Судя по тишине, ничего не произошло. Волк открыл глаза и с кривой усмешкой обернулся на девушку.
— Плохой из меня Калиостро!
Она обняла его сзади и уткнулась носом в ухо.
— Просто ты все не так делаешь, совсем-совсем не так! Даже смешно. Чего ты боишься?
— Лошадей, — он развернулся и зарылся лицом в ее пахнущую смолой и ветром гриву. — Они большие и кусаются. А еще медуз.
— Нет, это все мелкое. Ты боишься людей! Что же они с тобой сделали, что ты столько масок на себя напялил, чтобы свою душу поглубже упрятать?
— На мне всего одна маска. Да и то удерживать ее непосильно сложно: того и гляди свалится, и все увидят, какой я на самом деле, и разбегутся в разные стороны.
Бялка упрямо покачала головой и отстранилась.
— Одна маска, тряпичная — душа компании, общий любимец, этакий Питер Пэн, не желающий взрослеть. Под ней вторая, из папье-маше: холодная и прочная, она не пропускает солнечный свет, и она настолько вросла в тебя, что порой ты и сам забываешь, что это не ты, и считаешь собой. А вот под ней, там, куда не пробраться — все двери опечатаны, все окна заколочены — находится что-то настолько прекрасное и удивительное, что мне страсть как хочется туда попасть. Но ты не пускаешь.
— Там ничего нет, одна пустота. Просто ты смотришь на меня неправильно, не под тем углом. Вот и мерещится всякое.
— Тебя не было бы здесь, если так. Питер бы не выбрал тебя.
— А ты не думаешь, что он мог выбрать меня, просто чтобы побаловать свою маленькую любимицу?
— Он вовсе не ангел и не филантроп и преследует только свои интересы. А ты… ты даже больше, чем я. Только меня видно лучше, потому что все наружу. Вот я, берите!
Девушка закружилась, сначала по асфальту, затем взвилась в воздух, шелестя волосами и рассыпая вокруг искры смеха.
Волк бормотал, любуясь ею:
— Тебе проще, ты всех их любишь и чувствуешь, а для меня они все чужие, все, и даже ты… Ты теплая и живая, а я холоден и статичен…
— Ты о чем? Я не слышу-у-у… — пропела она, вихрясь.
— Эй, подскажи, как можно оживить то, что живым никогда не было и является лишь созданием человеческих рук?
— Разбуди! — весело посоветовала она, приземляясь рядом. — Мы ведь тоже когда-то были лишь кусками глины, пока кто-то сильнее и мудрее нас не вдохнул в наши уста жизнь и разум. Ты ведь явно умнее, чем эти металлические глыбы.
— Разбудить? Что за бред…
Волк обошел постамент и прижался лбом к холодному граниту.
И вдруг ощутил, что сам стал статуей — недвижной, полой внутри.
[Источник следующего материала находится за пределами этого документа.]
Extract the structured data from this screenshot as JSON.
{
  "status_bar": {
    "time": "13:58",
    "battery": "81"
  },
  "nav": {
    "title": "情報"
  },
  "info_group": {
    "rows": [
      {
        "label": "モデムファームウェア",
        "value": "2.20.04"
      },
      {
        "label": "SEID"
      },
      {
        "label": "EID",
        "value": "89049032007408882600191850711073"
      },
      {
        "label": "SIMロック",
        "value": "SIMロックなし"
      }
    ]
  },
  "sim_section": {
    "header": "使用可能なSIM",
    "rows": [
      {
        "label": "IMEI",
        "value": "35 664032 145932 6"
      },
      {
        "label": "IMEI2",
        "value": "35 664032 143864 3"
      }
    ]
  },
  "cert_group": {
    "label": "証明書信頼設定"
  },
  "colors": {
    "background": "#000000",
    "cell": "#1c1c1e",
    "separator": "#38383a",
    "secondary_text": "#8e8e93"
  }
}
Он стоял посреди черной пустыни. Палящее солнце накаляло металл, из которого он был отлит. Он чувствовал, что вот-вот расплавится под жгучими лучами, но не мог даже пошевельнуться — не то что отойти в тень. Впрочем, и тени никакой не было. Темный песок, взметенный ветром, осыпал его голову, плечи, ступни. Было тоскливо и мучительно… и еще было всепоглощающее ожидание — что появится некто, высокий и всемогущий, склонится к его лицу и подует. Вдохнет свежесть, жизнь, душу…
Питер овеял его свежим дуновением осени. Волк пришел в себя. Бялка стояла рядом, серьезная и печальная.
— Просто сон дурной, или видение… — Он попытался улыбнуться, но понял, что нет больше сил строить из себя весельчака и балагура. Ветер пустыни наждачным песком стер с его лица тряпичную маску, а нарастить ее так, сходу, не получалось.
— Ты — мое слово,
слетевшее с губ давным-давно. И я уже не плачу.